O capitalismo, enquanto modo de produção e reprodução social, econômico e político, não é produto, por mera causalidade, da simples atividade da classe burguesa. Nem ela, burguesia, é um produto do modo de produção capitalista. Foram os homens e grupos, "surgidos de meios diversos, tendo em comum o fato de disporem de recursos financeiros acumulados de diferentes modos (e determináveis), e de buscarem o lucro comercial máximo, que se empenharam em construir manufaturas nas quais arregimentassem os pobres das cidades e os camponeses expulsos dos campos e em montar circuitos de venda lucrativos" (CHATELET; DUHAMEL; PISIER-KIUCHNER, 1990:131). O capitalismo é um produto histórico e contraditório da divisão social do trabalho, da apropriação privada do excedente e rendas do trabalho. O capitalismo só existe como modo de produção pela existência de trabalho humano alienado. Tudo o que aparece no trabalhador como "atividade da exteriorização, da alienação", aparece no não trabalhador como "estado de exteriorização, de alienação".

"Se o produto do trabalho não pertence ao trabalhador, um poder alheio estando frente a ele, então isto só é possível por //o produto do trabalho// pertencer a um outro homem fora o trabalhador. Se a sua atividade lhe é tormento, então tem que ser fruição a um outro e a alegria de viver de um outro. Não os deuses, não a natureza, só o homem mesmo pode ser este poder alheio sobre o //s// homem //ns//." (MARX, 1989a:159)

Mas se o homem se relaciona com o produto de seu trabalho objetivado como um objeto alheio, inimigo poderoso e independente dele, "então se relaciona com ele de maneira tal que um outro homem alheio a ele, inimigo poderoso, independente dele, é o senhor deste objeto". Estabelece-se, portanto, um conflito no seio do modo de produção entre aquele que se apropria do trabalho humano objetivado e verdadeiro produtor, o trabalhador alienado. Na medida em que o homem se relaciona com a sua atividade como uma atividade não livre, então ele se relaciona com a atividade sob o domínio e a serviço, coerção e jugo de outro homem.

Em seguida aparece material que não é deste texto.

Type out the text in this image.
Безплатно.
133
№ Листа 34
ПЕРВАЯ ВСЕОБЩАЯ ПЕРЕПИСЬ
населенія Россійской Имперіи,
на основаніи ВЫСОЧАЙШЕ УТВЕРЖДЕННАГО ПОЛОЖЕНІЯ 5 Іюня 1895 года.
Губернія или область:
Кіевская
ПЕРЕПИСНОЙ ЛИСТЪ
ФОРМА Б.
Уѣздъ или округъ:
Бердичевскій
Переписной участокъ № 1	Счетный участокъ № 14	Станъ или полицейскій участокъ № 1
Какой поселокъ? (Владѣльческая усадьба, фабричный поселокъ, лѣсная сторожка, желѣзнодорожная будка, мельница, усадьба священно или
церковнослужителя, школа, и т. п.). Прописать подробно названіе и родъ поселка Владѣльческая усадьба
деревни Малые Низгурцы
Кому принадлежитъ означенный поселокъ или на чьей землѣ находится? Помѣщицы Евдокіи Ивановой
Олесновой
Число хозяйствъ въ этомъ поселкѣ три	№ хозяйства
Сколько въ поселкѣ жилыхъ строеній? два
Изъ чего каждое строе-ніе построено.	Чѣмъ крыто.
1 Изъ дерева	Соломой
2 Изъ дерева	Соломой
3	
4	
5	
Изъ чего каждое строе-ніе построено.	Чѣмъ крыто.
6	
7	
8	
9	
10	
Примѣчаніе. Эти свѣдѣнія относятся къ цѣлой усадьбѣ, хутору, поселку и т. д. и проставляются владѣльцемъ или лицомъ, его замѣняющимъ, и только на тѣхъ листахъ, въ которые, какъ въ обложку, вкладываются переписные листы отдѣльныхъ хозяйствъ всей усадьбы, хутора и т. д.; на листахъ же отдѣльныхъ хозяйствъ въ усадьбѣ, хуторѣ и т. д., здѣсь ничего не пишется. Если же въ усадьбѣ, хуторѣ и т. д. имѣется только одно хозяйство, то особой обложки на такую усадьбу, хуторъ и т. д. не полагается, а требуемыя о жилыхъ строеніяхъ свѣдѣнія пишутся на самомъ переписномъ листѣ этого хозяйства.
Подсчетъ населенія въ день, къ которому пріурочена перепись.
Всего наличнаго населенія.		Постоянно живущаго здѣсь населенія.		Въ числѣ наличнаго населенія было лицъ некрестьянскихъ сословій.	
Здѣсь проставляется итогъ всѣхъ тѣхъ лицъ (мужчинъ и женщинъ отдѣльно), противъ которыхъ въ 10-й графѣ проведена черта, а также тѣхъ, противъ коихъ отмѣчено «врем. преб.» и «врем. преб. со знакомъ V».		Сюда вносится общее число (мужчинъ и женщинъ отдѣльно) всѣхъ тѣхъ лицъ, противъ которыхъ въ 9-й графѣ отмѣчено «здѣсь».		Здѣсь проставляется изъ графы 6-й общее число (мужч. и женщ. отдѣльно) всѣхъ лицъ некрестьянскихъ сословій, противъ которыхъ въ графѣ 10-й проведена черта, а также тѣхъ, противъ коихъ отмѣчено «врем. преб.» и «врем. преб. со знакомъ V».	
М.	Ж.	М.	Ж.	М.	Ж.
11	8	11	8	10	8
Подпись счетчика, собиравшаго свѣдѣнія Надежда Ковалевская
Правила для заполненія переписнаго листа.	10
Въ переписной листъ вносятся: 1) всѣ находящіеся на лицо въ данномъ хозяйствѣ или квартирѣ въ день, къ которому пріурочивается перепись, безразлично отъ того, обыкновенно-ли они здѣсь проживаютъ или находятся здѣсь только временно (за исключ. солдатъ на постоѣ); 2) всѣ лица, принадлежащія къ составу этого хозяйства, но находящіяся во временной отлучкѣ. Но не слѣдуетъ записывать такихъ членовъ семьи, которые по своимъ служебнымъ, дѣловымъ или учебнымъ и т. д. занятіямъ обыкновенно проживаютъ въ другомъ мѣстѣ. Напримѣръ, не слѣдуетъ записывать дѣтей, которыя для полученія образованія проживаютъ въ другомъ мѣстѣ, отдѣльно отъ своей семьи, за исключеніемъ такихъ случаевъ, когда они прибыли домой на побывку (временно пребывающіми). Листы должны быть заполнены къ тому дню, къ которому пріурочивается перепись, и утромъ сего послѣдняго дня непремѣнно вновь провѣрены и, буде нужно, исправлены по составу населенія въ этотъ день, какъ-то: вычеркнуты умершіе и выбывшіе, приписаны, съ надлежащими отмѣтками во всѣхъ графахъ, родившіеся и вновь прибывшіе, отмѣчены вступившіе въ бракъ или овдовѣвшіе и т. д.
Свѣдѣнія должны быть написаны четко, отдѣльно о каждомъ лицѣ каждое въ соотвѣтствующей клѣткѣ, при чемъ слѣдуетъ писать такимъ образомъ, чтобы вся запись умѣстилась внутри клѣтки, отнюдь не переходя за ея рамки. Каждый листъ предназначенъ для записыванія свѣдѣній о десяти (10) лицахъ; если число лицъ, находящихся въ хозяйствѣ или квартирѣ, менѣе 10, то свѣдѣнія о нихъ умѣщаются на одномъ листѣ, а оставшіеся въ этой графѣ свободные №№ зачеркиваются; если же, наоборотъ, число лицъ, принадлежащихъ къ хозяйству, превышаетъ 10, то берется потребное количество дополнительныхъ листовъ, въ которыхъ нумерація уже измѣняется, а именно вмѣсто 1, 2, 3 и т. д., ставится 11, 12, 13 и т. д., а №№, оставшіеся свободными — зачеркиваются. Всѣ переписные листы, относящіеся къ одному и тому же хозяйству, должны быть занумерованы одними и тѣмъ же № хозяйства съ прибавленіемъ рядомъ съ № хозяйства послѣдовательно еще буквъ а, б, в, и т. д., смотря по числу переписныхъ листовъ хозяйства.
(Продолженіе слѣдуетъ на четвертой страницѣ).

"Toda a auto-alienação do homem de si e da natureza aparece na relação que ele confere a si e à natureza com os outros homens diferentes dele. Daí que a auto-alienação religiosa apareça necessariamente na relação do leigo com o sacerdote ou também, já que aqui se trata do mundo intelectual, com um mediador, etc. No mundo efetivo prático auto-alienação só pode aparecer através da relação efetivamente real, prática com os outros homens. O meio pelo qual procede a alienação é ele mesmo um //meio// prático. Pelo trabalho alienado, portanto, o homem não engendra apenas a sua relação com o objeto e com o ato de produção enquanto poderes alheios e inimigos dele; engendra também a relação na qual outros homens estão com a produção e o produto dele e a relação na qual ele está com estes outros homens. Tal como ele //engendra// a sua própria produção para a sua desefetivação //Entwirklinchung//, para o seu castigo, tal como //engendra// o seu próprio produto para a perda, para //ser// um produto não pertencente a ele, assim ele engendra a dominação daquele que não produz sobre a produção e sobre o produto. Tal como aliena de si a sua própria atividade, assim ele apropria ao estranho a atividade não própria deste." (MARX, 1989a:160)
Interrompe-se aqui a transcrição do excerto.